DESIGN & SIMULATION OF FAST AND EFFICIENT MULTIPLICATION ALGORITHM IN VEDIC MATHEMATICS USING VERILOG

Ugra Mohan Kumar*1, Monika Gupta2, Vishal Ramola2

1 M.Tech Student, Faculty of Technology, Uttarakhand Technical University, Dehradun, India.
2 Assistant Professor, Faculty of Technology, Uttarakhand Technical University, Dehradun, India.

ABSTRACT

Multiplication is the most fundamental and commonly used operations in a CPU. These operations furthermore form the origin for other complex operations. With ever increasing requirement for faster clock frequency it becomes essential to have faster arithmetic unit. In this paper a new structure of Mathematics – Vedic Mathematics is used to execute operations. In this paper mainly two types of algorithms one is vedic and other one is vedic wallace algorithms are implemented for Multiplication in Verilog and performance is evaluated in Xilinx ISE Design Suite 13.2 platform then compared with different parameters like delay time and area (number of LUT) for several bits algorithms.
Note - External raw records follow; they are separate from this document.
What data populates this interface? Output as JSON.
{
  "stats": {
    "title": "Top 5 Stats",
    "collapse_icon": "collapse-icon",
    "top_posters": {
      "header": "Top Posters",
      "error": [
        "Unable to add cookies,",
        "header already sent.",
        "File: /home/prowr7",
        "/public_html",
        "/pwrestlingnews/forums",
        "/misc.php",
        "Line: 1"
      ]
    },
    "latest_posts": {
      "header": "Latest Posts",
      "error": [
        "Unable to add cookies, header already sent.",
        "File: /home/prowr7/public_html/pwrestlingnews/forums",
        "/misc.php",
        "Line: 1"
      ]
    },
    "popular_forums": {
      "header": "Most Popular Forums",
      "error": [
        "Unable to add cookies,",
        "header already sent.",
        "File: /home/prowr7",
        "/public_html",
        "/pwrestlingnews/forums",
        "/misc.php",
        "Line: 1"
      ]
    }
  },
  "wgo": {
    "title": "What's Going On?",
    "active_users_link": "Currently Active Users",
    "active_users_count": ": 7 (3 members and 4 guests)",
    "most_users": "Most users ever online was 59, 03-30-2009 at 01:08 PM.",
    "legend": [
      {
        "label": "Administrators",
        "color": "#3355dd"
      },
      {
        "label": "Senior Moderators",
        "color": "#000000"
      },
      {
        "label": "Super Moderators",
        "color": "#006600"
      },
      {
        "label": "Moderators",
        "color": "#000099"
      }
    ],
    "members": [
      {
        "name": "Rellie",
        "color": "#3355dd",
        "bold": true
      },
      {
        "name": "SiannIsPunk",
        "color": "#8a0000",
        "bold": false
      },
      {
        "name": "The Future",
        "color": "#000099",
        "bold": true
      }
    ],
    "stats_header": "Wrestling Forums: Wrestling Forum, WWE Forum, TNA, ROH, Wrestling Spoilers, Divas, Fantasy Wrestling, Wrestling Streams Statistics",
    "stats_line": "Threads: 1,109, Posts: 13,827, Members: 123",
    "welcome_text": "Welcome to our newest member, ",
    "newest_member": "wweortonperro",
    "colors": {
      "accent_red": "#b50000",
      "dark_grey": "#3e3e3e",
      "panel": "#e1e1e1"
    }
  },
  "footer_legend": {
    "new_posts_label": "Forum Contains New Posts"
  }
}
Keywords: Vedic mathematics, multiplication, delay time, Verilog.

1. INTRODUCTION

Multiplication is an important essential function in arithmetic operations. Multiplication-based different operations considered as Multiply and Accumulate (MAC) and internal product are among some of the commonly used Computation- Intensive Arithmetic Functions (CIAF) presently implemented and designed in many Digital Signal Processing (DSP) appliances considered as convolution of two or more than two information, Fast Fourier Transform (FFT) of different sequences, filtering of signals or information and all microprocessors its used in arithmetical and logical unit (ALU) [1]. Since multiplying is the most important factor for the implementation time for most of the DSP algorithms or techniques, so there is a need of most efficient and high speed multiplier. Currently, multiplication time is still the most important factor in determining the instruction cycle time and the delay time of a DSP chip.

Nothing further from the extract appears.